Wyrok powyższy Sąd oparł na ustaleniu, że powód M. K., działając w ramach prowadzonej działalności gospodarczej - (...) w zakresie spedycji, zamieścił na giełdzie internetowej ofertę zlecenia transportowego nr (...), którą dnia 10 sierpnia 2012 roku przyjęła pozwana (...) spółka jawna w J. L., odsyłając je opatrzone podpisem oraz pieczęcią o godz. 12.59 za pośrednictwem faksu. Na podstawie tej umowy pozwana zobowiązała się do przewiezienia na trasie M. - F. (miejsce załadunku) - W. (miejsce rozładunku) towaru na paletach, za wynagrodzeniem 1600 euro + VAT. Załadunek miał się odbyć dnia 13 sierpnia 2012 roku, a rozładunek 16 sierpnia 2012 roku.

Z uwagi na brak możliwości realizacji przyjętego zlecenia pozwana w tym samym dniu, godzinę po przyjęciu zlecenia telefonicznie, następnie za pośrednictwem faksu o godzinie 14.16, odstąpiła od wykonania zlecenia, poprzez ponowne przesłanie zlecenia transportowego z adnotacją o niemożności jego realizacji.

Tego samego dnia wieczorem za pośrednictwem poczty elektronicznej, powód zwrócił się do pozwanej pismem, wskazując, że oczekuje podstawienia się do załadunku zgodnie z przyjętym zleceniem.

W odpowiedzi pozwana ponownie poinformowała powoda, że z racji opóźnień związanych z innym transportem istniało realne zagrożenie niedotrzymania terminu załadunku i rozładunku, z uwagi na ograniczenie w ruchu związane z dniem wolnym dnia 15 sierpnia, wobec czego zmuszona była do rezygnacji ze zlecenia. Pozwany dostarczył towar zgodnie ze zleceniem innej spółki dnia 14 sierpnia 2012 roku, a więc z jednodniowym opóźnieniem, co ostatecznie potwierdziło obawę o możliwości niedochowania terminu.

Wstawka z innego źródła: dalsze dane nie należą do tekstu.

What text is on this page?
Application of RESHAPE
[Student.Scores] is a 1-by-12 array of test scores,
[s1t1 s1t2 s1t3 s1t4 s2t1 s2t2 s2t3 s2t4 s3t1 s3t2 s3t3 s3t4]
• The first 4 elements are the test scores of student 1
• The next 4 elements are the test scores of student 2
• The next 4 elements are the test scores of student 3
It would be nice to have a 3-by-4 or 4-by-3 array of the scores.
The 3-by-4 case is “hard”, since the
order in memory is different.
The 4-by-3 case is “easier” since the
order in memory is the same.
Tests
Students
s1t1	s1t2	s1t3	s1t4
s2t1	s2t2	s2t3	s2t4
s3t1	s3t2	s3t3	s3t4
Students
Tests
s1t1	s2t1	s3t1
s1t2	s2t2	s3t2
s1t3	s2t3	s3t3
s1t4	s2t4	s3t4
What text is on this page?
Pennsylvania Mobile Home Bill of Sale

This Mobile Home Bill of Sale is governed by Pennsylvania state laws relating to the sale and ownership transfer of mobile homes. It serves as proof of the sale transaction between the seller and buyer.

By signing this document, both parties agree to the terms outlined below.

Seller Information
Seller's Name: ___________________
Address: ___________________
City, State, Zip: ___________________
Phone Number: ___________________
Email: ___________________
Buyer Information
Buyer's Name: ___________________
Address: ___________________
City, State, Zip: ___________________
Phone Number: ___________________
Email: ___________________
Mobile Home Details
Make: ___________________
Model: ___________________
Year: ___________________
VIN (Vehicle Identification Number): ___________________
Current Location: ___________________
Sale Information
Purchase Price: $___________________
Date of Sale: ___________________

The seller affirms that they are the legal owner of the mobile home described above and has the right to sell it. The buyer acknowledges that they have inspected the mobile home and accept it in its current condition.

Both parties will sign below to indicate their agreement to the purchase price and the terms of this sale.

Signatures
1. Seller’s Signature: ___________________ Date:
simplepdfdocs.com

Dnia 14 sierpnia 2013 roku powód wystawił pozwanej notę obciążeniową nr (...)tytułem kary umownej za niepodstawienie auta na załadunek na kwotę 1.600 euro z 5-dniowym terminem płatności, którą jeszcze tego samego dnia przesłał pozwanemu. Wobec braku reakcji pozwanego pismem z dnia 24 sierpnia 2012 roku powód wezwał pozwaną do zapłaty.

Przystępując do rozważań Sąd wskazał, że powództwo okazało się nieuzasadnione.

Powód wywodził swe roszczenie z treści zawartej przez strony umowy zlecenia transportowego nr (...). Zgodnie z pkt 8 c przedmiotowej umowy bez zgody zleceniodawcy na piśmie, wysłanej tą samą drogą co zlecenie, w przypadku: (...) c) anulacji zlecenia, zleceniodawca zastrzega sobie prawo do obciążenia zleceniobiorcy karą umowną w wysokości frachtu.

Sąd wskazał, że strony zawarły umowę przewozu o charakterze transgranicznym, do której zastosowanie mają przepisy Konwencji o umowie międzynarodowego przewozu drogowego towarów (CMR), sporządzonej w Genewie w dniu 19 maja 1956 r. Konwencja CMR nie reguluje instytucji kary umownej, wobec czego w tym zakresie znajduje zastosowanie przepis art. 483 k.c.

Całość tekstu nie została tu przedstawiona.